Juicio y regulación: Representa capacidades para formular juicios con criterio propio, cuestionar tópicos y exponer y sustentar opiniones, fundamentándolas. En otro orden, se asociaría a acciones de planificación compleja, de reglamentación y de negociación.

En el enfoque basado en competencias se requiere una reconceptualización del proceso evaluativo (lógica de 360º), que dé cuenta de la multidimensionalidad que subyace al concepto de competencia y, además, sea congruente con las innovaciones metodológicas que se implementen para su adecuado desarrollo. En este contexto, la evaluación ha de tener una serie de características distintas, tales como: evaluaciones de retroalimentación que permitan a los alumnos monitorear su proceso formativo; evaluaciones con componentes de autoevaluación; evaluación de pares y evaluación del docente – facilitador. De esta forma, los alumnos y los docentes podrán contar con información de diversas fuentes para comprender, tanto el proceso como los resultados de aprendizaje, centrándose además, en evidencias observables de desempeño que muestren el nivel de desarrollo de las competencias generales y específicas, definidas en el perfil de egreso de cada área y asignatura.

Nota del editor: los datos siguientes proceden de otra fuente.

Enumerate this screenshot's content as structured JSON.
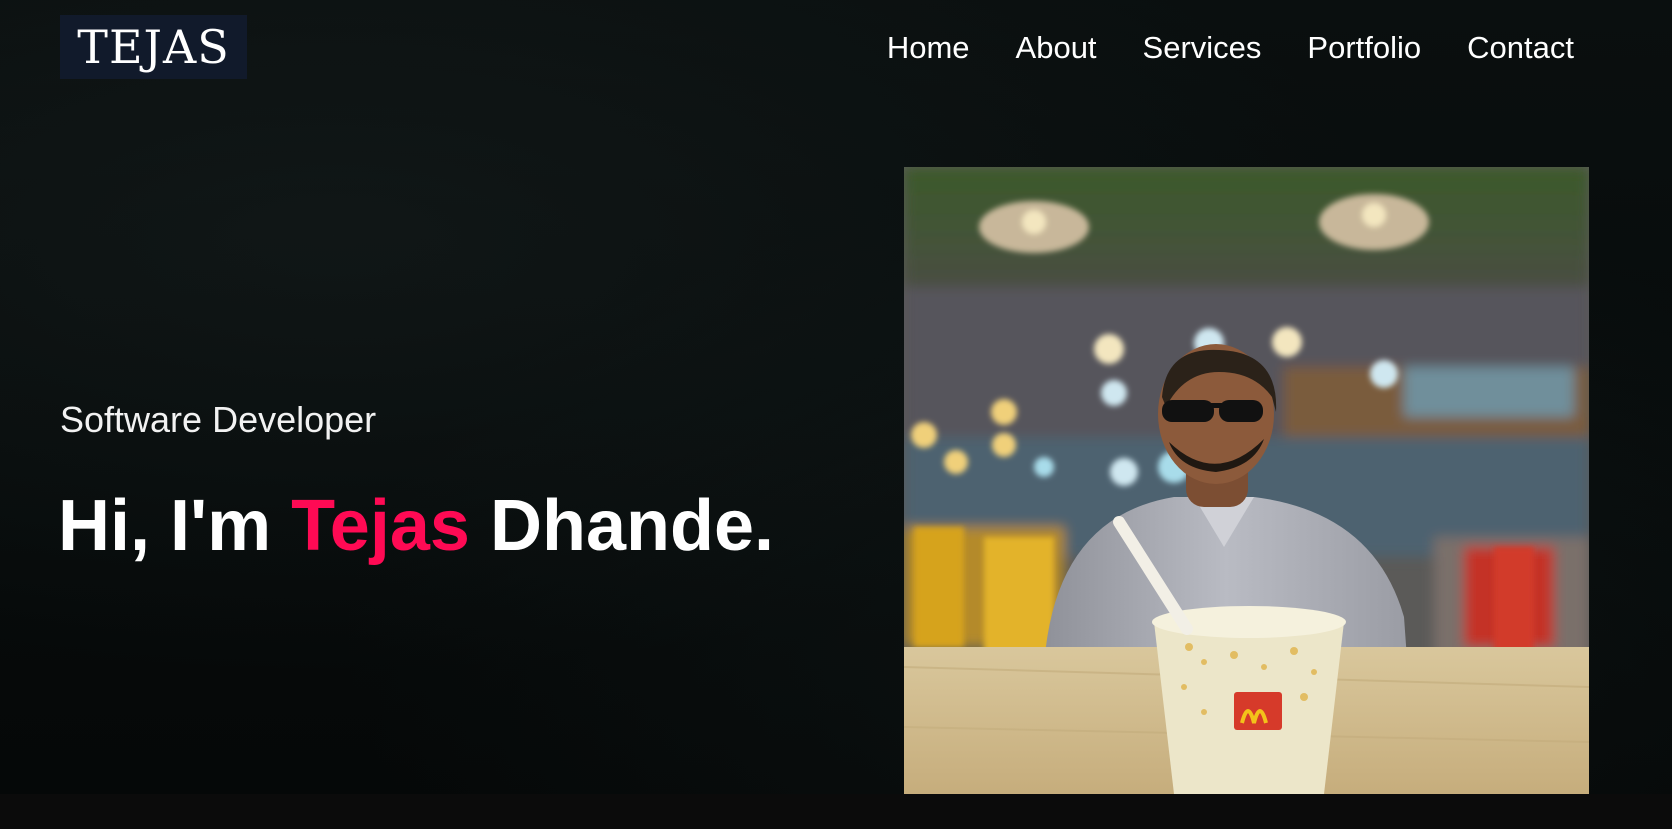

Para lograr lo anteriormente señalado, es necesaria la generación o fortalecimiento de mecanismos al interior de las distintas Etapas- que se encarguen de apoyar y facilitar el desarrollo y nivelación de competencias en forma oportuna, de modo tal que, se puedan determinar estrategias de enseñanza – aprendizaje, contribuyendo a optimizar la gestión de los aprendizajes.

Siguiendo esta misma línea, será necesario disponer de sistemas para la certificación de competencias estrechando vínculos con otras instituciones educativas, pues es allí, donde los alumnos podrán enfrentarse a situaciones de aprendizaje en diferentes contextos, con diversos estándares de desempeño.